Lydia DePillis reports on the release of a hot new book on the sexy sexy subject of Finance and Governance of Capital Cities in Federal Systems, detailing the unique burdens such cities face:
Their analysis identified three different ways in which capital cities are organized: Federal districts carved out of two neighboring jurisdictions (including D.C., Canberra, Mexico City, and Addis Ababa), city states (like Berlin and Brussels), and cities within a province or state (Ottawa, Bern, and Cape Town).
The chapter on the District is written by our own Chief Financial Officer Nat Gandhi—or at least his staff—who knows just how hard it is to run a city where 34 dollars out of every hundred earned disappear to surrounding jurisdictions, and much of the most valuable land contributes nothing to the city’s coffers.
“I do not see any possibility of commuter taxes in my lifetime,“ Gandhi said firmly.
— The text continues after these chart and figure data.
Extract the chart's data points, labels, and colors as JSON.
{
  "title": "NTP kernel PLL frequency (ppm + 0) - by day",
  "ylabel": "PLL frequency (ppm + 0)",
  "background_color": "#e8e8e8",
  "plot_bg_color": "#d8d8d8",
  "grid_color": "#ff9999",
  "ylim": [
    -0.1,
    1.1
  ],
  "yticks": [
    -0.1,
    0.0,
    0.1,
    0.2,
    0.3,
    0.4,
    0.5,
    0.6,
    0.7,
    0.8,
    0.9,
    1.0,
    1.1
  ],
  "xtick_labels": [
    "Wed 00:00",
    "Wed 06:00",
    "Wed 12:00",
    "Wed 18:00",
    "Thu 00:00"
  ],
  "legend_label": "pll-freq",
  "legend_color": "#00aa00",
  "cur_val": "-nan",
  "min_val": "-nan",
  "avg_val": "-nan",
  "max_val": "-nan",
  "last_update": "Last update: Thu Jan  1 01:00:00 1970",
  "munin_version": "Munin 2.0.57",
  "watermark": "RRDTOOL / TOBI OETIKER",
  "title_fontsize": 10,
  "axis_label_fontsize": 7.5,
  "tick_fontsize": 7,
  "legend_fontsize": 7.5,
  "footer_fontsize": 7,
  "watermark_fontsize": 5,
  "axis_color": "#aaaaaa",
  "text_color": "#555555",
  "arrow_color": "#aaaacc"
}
And then, about gazing out at the monuments from his former office at 441 4th Street: “Lovely, lovely places, but nothing I could tax.”
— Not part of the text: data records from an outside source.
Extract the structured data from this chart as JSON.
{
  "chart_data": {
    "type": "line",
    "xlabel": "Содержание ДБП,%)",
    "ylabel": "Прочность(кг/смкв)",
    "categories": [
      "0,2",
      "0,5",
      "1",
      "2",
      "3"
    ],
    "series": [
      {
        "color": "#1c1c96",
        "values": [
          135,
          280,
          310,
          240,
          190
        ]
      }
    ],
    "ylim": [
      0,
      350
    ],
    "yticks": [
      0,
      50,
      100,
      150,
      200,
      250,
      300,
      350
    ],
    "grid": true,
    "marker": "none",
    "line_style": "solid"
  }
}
It always strikes me that DC government ought to be more creative about ways to shift more of our tax burden onto commuters. The idea of a “commuter tax” appeals because it would literally only tax people who use city services but don’t get to vote for City Council. But congress won’t allow it. That said, the essence of the problem is that there are all these commuters in the city every day and it should be easy enough to place higher taxes on things they’re likely to do and lower taxes on things they’re unlikely to do.
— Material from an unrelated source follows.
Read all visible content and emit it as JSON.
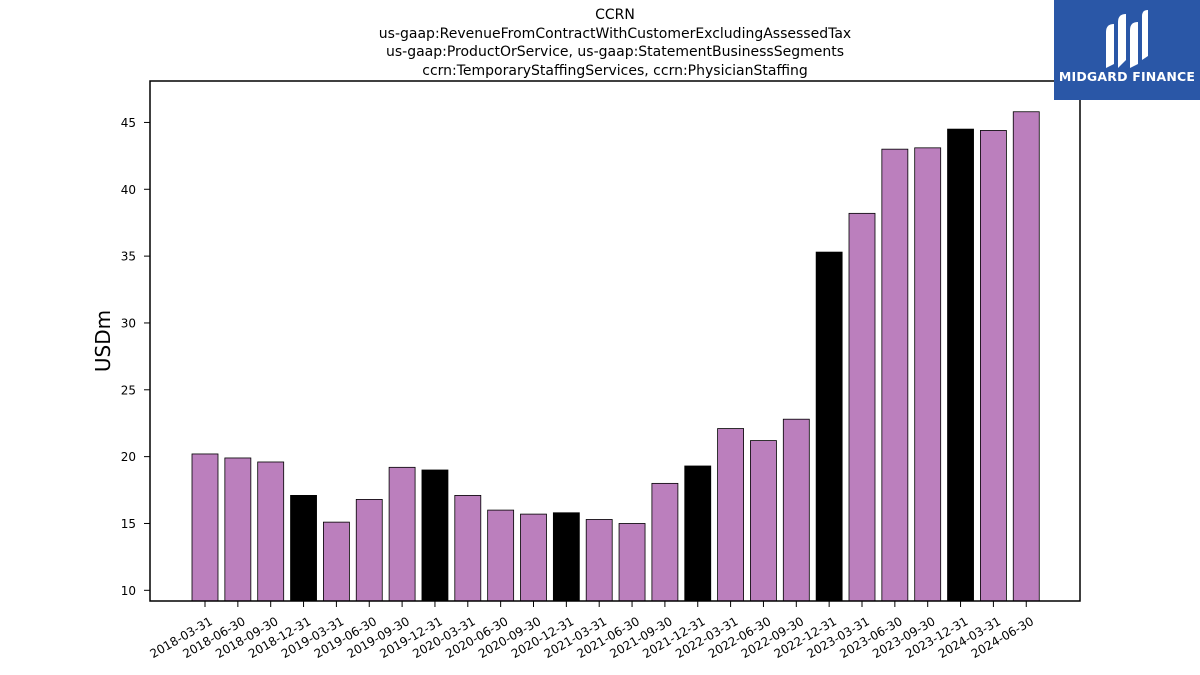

For example, taxes on parking garages (including on the value of free parking) could be raised, and the increased revenue could be offset by lower sales taxes. Except instead of lowering sales taxes throughout the city, we could define a “downtown sales tax zone” where the tax stays at 10 percent, and just lower the taxes outside that downtown zone. The upshot would be higher taxes on everyone who drives downtown (a group mostly composed of non-residents) and lower taxes on everyone who buys stuff outside of downtown, a group overwhelmingly composed of residents.
Like with taxing the rich the important thing to realize is that once you abandon absolute purism, it gets much easier to shift the tax burden around. Taxing exclusively the rich is hard to do efficiently. Taxing exclusively commuters is hard to legally. But coming up with taxes that are mostly paid by those people and then lowering taxes that are mostly paid by other people is much simpler.